Certainly a solution cannot be accomplished if our judges can summarily negate the will of the people with a sweeping dismissal. Certainly it cannot be accomplished if the only way presented to solve the impasse is to inflict change without consent of the majority. Certainly it can not be accomplished if any American is made to be less equal or less valued or less loved than any another. There is OBVIOUSLY a difference of deeply held convictions about the questions at hand here. But are we willing to love each other through this. I declare openly that I am. I see no other way for us to make it through intact than to commit to our love for each other being bigger than our big, flopping, stinky fish differences.

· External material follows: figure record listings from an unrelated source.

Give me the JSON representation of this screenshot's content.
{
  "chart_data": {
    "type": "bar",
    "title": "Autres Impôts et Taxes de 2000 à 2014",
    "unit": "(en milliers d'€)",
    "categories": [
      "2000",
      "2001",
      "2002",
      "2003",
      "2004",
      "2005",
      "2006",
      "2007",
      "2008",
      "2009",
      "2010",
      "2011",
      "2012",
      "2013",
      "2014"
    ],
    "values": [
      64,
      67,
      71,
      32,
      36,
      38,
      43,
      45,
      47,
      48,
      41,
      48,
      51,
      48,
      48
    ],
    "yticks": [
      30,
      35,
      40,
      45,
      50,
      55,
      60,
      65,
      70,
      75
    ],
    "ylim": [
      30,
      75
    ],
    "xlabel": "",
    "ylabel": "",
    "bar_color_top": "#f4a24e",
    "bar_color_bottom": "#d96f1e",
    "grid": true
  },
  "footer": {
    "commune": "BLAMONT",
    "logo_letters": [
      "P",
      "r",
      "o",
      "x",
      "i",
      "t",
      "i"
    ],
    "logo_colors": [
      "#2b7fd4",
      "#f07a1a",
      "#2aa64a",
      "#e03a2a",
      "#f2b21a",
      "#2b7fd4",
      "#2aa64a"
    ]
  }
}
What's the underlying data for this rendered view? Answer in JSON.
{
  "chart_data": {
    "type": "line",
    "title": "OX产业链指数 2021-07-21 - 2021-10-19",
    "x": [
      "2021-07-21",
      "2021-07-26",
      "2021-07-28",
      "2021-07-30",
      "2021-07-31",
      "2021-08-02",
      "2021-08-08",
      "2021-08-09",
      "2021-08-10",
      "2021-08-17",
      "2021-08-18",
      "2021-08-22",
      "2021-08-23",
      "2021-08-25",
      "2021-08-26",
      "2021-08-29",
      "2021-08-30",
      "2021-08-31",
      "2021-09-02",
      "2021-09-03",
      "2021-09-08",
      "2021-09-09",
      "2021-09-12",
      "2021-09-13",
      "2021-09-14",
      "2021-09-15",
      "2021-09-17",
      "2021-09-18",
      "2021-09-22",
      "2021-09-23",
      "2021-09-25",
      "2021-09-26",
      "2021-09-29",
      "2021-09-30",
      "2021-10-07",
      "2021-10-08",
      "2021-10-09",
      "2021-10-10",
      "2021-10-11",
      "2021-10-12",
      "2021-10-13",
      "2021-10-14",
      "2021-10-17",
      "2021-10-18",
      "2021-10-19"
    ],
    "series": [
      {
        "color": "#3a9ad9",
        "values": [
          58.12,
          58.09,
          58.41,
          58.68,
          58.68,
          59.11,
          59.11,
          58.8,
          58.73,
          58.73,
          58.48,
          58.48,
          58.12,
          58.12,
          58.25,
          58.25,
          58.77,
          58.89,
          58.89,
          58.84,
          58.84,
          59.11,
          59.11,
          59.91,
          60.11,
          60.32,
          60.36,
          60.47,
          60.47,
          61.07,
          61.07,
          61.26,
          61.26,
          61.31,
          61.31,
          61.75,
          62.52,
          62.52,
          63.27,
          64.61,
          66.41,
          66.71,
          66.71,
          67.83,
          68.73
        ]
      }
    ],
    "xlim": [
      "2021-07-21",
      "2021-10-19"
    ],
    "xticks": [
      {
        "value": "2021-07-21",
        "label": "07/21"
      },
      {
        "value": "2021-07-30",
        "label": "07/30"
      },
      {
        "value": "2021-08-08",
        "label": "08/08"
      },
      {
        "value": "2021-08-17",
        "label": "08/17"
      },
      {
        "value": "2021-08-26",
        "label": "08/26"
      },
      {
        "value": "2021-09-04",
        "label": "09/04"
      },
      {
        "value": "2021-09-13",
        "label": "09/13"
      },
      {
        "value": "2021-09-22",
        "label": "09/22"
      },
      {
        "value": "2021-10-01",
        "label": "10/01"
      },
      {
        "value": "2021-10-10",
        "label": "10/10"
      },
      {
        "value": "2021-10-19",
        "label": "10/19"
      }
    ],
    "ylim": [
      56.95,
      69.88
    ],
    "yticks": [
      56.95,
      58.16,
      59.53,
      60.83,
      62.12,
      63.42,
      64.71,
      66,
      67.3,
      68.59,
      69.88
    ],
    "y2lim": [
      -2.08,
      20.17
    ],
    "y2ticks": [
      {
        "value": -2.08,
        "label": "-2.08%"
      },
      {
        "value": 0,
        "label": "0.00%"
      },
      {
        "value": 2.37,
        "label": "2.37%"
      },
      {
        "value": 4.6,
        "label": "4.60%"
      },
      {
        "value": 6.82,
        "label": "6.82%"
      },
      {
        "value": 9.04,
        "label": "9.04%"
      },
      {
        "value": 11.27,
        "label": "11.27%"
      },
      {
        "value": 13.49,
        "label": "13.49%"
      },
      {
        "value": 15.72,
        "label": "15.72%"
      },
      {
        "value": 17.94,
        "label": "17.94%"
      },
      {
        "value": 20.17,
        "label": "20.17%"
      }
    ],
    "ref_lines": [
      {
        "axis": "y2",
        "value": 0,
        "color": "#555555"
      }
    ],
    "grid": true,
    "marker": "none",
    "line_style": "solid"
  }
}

I believe and teach my children that marriage is a holy, sacred, convenanted relationship between one man, one woman, and God. I will NOT teach them that our homosexual friends are entitled to less respect, love, honor, or value. But I will teach them the difference between God's laws and human laws. And I will teach them to value what is sacred above what is secular, because the sacred is eternal, holy, unchanging, unyielding, and constant. The secular is in constant flux, changing as the tides and constantly redefined by the will of the people.

Well, until a judge overrules it, that is.

And in the meantime, I am praying. And I am newly committed to pitch this wretched floppy, rotting fish overboard. As soon as humanly possible.